Cette section contient des politiques, des procédures et des instructions destinées au personnel d’Immigration, Réfugiés et Citoyenneté Canada. Elle est publiée sur le site Web du Ministère par courtoisie pour les intervenants.

Les étrangers qui sont interdits de territoire ou qui ne répondent pas aux exigences de la Loi ou du Règlement peuvent présenter une demande par écrit visant l’application du paragraphe L25(1). Le ministre doit examiner une demande pour motifs d’ordre humanitaire d’un étranger hors du Canada, excepté lorsqu’un des cas suivants s’applique à l’étranger en question :

  • Il ne répond pas aux exigences des instructions ministérielles pertinentes pour la catégorie au titre de laquelle il présente sa demande;
  • Il est interdit de territoire en vertu du L34, du L35 ou du L37 (demande reçue après le 19 juin 2013);
  • Il est visé par une interdiction en vertu du L25(1.2).

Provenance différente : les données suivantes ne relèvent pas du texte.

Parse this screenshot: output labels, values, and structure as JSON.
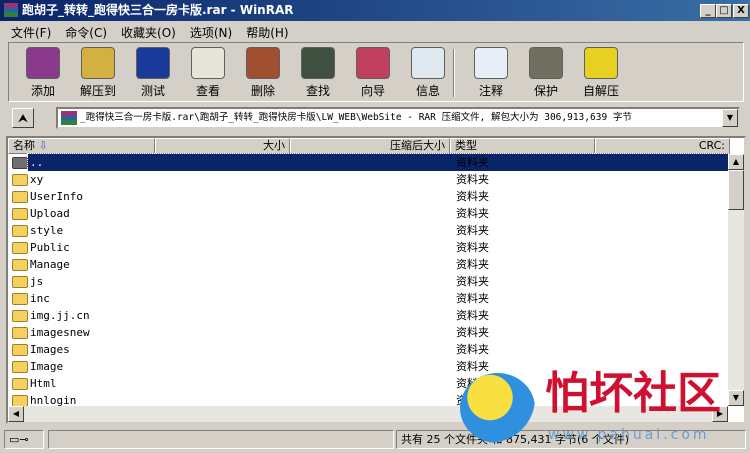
{
  "window": {
    "title": "跑胡子_转转_跑得快三合一房卡版.rar - WinRAR",
    "min": "_",
    "max": "□",
    "close": "X"
  },
  "menu": [
    "文件(F)",
    "命令(C)",
    "收藏夹(O)",
    "选项(N)",
    "帮助(H)"
  ],
  "toolbar": [
    {
      "label": "添加",
      "icon": "add-archive-icon",
      "color": "#8a3a8a"
    },
    {
      "label": "解压到",
      "icon": "extract-to-icon",
      "color": "#d4b040"
    },
    {
      "label": "测试",
      "icon": "test-icon",
      "color": "#1a3a9a"
    },
    {
      "label": "查看",
      "icon": "view-icon",
      "color": "#e8e4d8"
    },
    {
      "label": "删除",
      "icon": "delete-icon",
      "color": "#a05030"
    },
    {
      "label": "查找",
      "icon": "find-icon",
      "color": "#405040"
    },
    {
      "label": "向导",
      "icon": "wizard-icon",
      "color": "#c04060"
    },
    {
      "label": "信息",
      "icon": "info-icon",
      "color": "#e0e8f0"
    },
    {
      "label": "注释",
      "icon": "comment-icon",
      "color": "#e8eef8"
    },
    {
      "label": "保护",
      "icon": "protect-icon",
      "color": "#707060"
    },
    {
      "label": "自解压",
      "icon": "sfx-icon",
      "color": "#e8d020"
    }
  ],
  "address": {
    "path": "_跑得快三合一房卡版.rar\\跑胡子_转转_跑得快房卡版\\LW_WEB\\WebSite - RAR 压缩文件, 解包大小为 306,913,639 字节"
  },
  "columns": {
    "name": "名称",
    "size": "大小",
    "packed": "压缩后大小",
    "type": "类型",
    "crc": "CRC:"
  },
  "files": [
    {
      "name": "..",
      "type": "资料夹"
    },
    {
      "name": "xy",
      "type": "资料夹"
    },
    {
      "name": "UserInfo",
      "type": "资料夹"
    },
    {
      "name": "Upload",
      "type": "资料夹"
    },
    {
      "name": "style",
      "type": "资料夹"
    },
    {
      "name": "Public",
      "type": "资料夹"
    },
    {
      "name": "Manage",
      "type": "资料夹"
    },
    {
      "name": "js",
      "type": "资料夹"
    },
    {
      "name": "inc",
      "type": "资料夹"
    },
    {
      "name": "img.jj.cn",
      "type": "资料夹"
    },
    {
      "name": "imagesnew",
      "type": "资料夹"
    },
    {
      "name": "Images",
      "type": "资料夹"
    },
    {
      "name": "Image",
      "type": "资料夹"
    },
    {
      "name": "Html",
      "type": "资料夹"
    },
    {
      "name": "hnlogin",
      "type": "资料夹"
    }
  ],
  "status": {
    "text": "共有 25 个文件夹 和 875,431 字节(6 个文件)"
  },
  "watermark": {
    "brand": "怕坏社区",
    "url": "www.pahuai.com"
  }
}
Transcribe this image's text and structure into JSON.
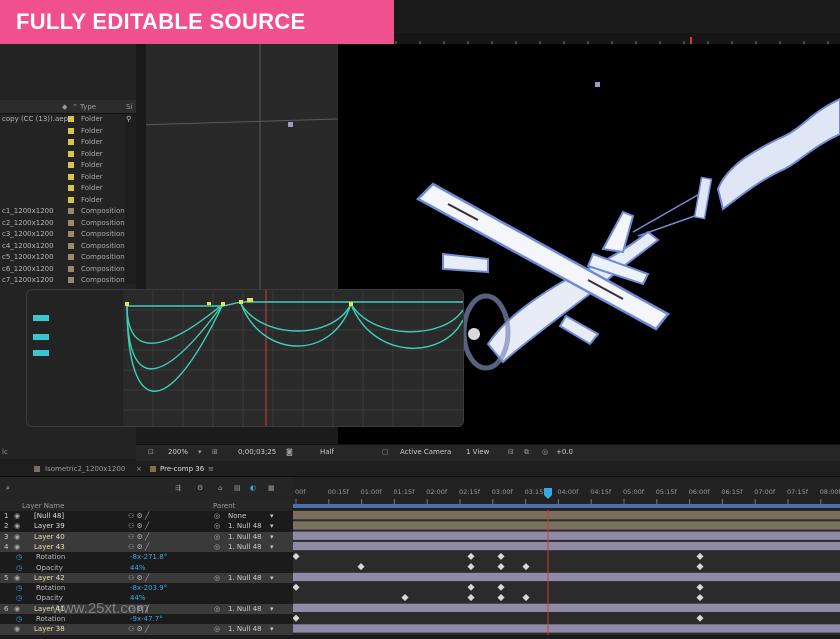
{
  "banner": {
    "text": "FULLY EDITABLE SOURCE FILE(.AEP)"
  },
  "project": {
    "type_header": "Type",
    "size_header": "Si",
    "rows": [
      {
        "name": "copy (CC (13)).aep",
        "type": "Folder",
        "color": "#d9c445"
      },
      {
        "name": "",
        "type": "Folder",
        "color": "#d9c445"
      },
      {
        "name": "",
        "type": "Folder",
        "color": "#d9c445"
      },
      {
        "name": "",
        "type": "Folder",
        "color": "#d9c445"
      },
      {
        "name": "",
        "type": "Folder",
        "color": "#d9c445"
      },
      {
        "name": "",
        "type": "Folder",
        "color": "#d9c445"
      },
      {
        "name": "",
        "type": "Folder",
        "color": "#d9c445"
      },
      {
        "name": "",
        "type": "Folder",
        "color": "#d9c445"
      },
      {
        "name": "c1_1200x1200",
        "type": "Composition",
        "color": "#9a8a6a"
      },
      {
        "name": "c2_1200x1200",
        "type": "Composition",
        "color": "#9a8a6a"
      },
      {
        "name": "c3_1200x1200",
        "type": "Composition",
        "color": "#9a8a6a"
      },
      {
        "name": "c4_1200x1200",
        "type": "Composition",
        "color": "#9a8a6a"
      },
      {
        "name": "c5_1200x1200",
        "type": "Composition",
        "color": "#9a8a6a"
      },
      {
        "name": "c6_1200x1200",
        "type": "Composition",
        "color": "#9a8a6a"
      },
      {
        "name": "c7_1200x1200",
        "type": "Composition",
        "color": "#9a8a6a"
      }
    ]
  },
  "viewer": {
    "zoom": "200%",
    "timecode": "0;00;03;25",
    "resolution": "Half",
    "camera": "Active Camera",
    "views": "1 View",
    "exposure": "+0.0",
    "bottom_left_label": "ic"
  },
  "tabs": [
    {
      "label": "Isometric2_1200x1200"
    },
    {
      "label": "Pre-comp 36"
    }
  ],
  "timeline": {
    "search_placeholder": "",
    "col_layer_name": "Layer Name",
    "col_parent": "Parent",
    "time_labels": [
      "00f",
      "00:15f",
      "01:00f",
      "01:15f",
      "02:00f",
      "02:15f",
      "03:00f",
      "03:15f",
      "04:00f",
      "04:15f",
      "05:00f",
      "05:15f",
      "06:00f",
      "06:15f",
      "07:00f",
      "07:15f",
      "08:00f"
    ],
    "layers": [
      {
        "num": "1",
        "name": "[Null 48]",
        "parent": "None",
        "kind": "layer",
        "highlight": false,
        "bar": "#7a6e5a"
      },
      {
        "num": "2",
        "name": "Layer 39",
        "parent": "1. Null 48",
        "kind": "layer",
        "highlight": false,
        "bar": "#7a7060"
      },
      {
        "num": "3",
        "name": "Layer 40",
        "parent": "1. Null 48",
        "kind": "layer",
        "highlight": true,
        "bar": "#8f8aa6"
      },
      {
        "num": "4",
        "name": "Layer 43",
        "parent": "1. Null 48",
        "kind": "layer",
        "highlight": true,
        "bar": "#8f8aa6"
      },
      {
        "num": "",
        "name": "Rotation",
        "parent": "",
        "kind": "prop",
        "value": "-8x-271.8°",
        "highlight": false
      },
      {
        "num": "",
        "name": "Opacity",
        "parent": "",
        "kind": "prop",
        "value": "44%",
        "highlight": false
      },
      {
        "num": "5",
        "name": "Layer 42",
        "parent": "1. Null 48",
        "kind": "layer",
        "highlight": true,
        "bar": "#8f8aa6"
      },
      {
        "num": "",
        "name": "Rotation",
        "parent": "",
        "kind": "prop",
        "value": "-8x-203.9°",
        "highlight": false
      },
      {
        "num": "",
        "name": "Opacity",
        "parent": "",
        "kind": "prop",
        "value": "44%",
        "highlight": false
      },
      {
        "num": "6",
        "name": "Layer 41",
        "parent": "1. Null 48",
        "kind": "layer",
        "highlight": true,
        "bar": "#8f8aa6"
      },
      {
        "num": "",
        "name": "Rotation",
        "parent": "",
        "kind": "prop",
        "value": "-9x-47.7°",
        "highlight": false
      },
      {
        "num": "",
        "name": "Layer 38",
        "parent": "1. Null 48",
        "kind": "layer",
        "highlight": true,
        "bar": "#8f8aa6"
      }
    ],
    "watermark": "www.25xt.com"
  },
  "colors": {
    "accent": "#f0508d",
    "graph_curve": "#3fcfb8",
    "graph_key": "#e9e05a",
    "playhead": "#d13a3a",
    "airplane_fill": "#f2f5fa",
    "airplane_edge": "#6f8ad6"
  }
}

Conformément au R66, toute demande CH présentée à l’étranger en vertu du L25(1) doit être jointe à une demande de statut de résident permanent ou de visa de résident permanent. La demande par écrit doit être accompagnée d’une demande de statut de résident permanent dans l’une des trois catégories (regroupement familial, immigration économique ou réfugiés). La demande doit être soumise conformément aux exigences énoncées au R10.

Si une demande fait partie d’une catégorie assujettie aux instructions ministérielles (p. ex. les travailleurs qualifiés), des considérations d’ordre humanitaire ne peuvent pas être invoquées pour compenser le fait que le demandeur ne satisfait pas aux exigences des instructions ministérielles. Notamment, si le demandeur est un travailleur qualifié, il doit avoir reçu une offre d’emploi réservé ou avoir de l’expérience dans l’une des professions de la Classification nationale des professions. Les considérations d’ordre humanitaire ne peuvent l’emporter sur les instructions.

À défaut d’une demande explicite du demandeur, le ministre peut, de sa propre initiative, envisager des considérations d’ordre humanitaire (L25.1) ou lui recommander de solliciter une dispense au titre du L25.

Les frais applicables doivent être réglés pour que la demande CH puisse être étudiée.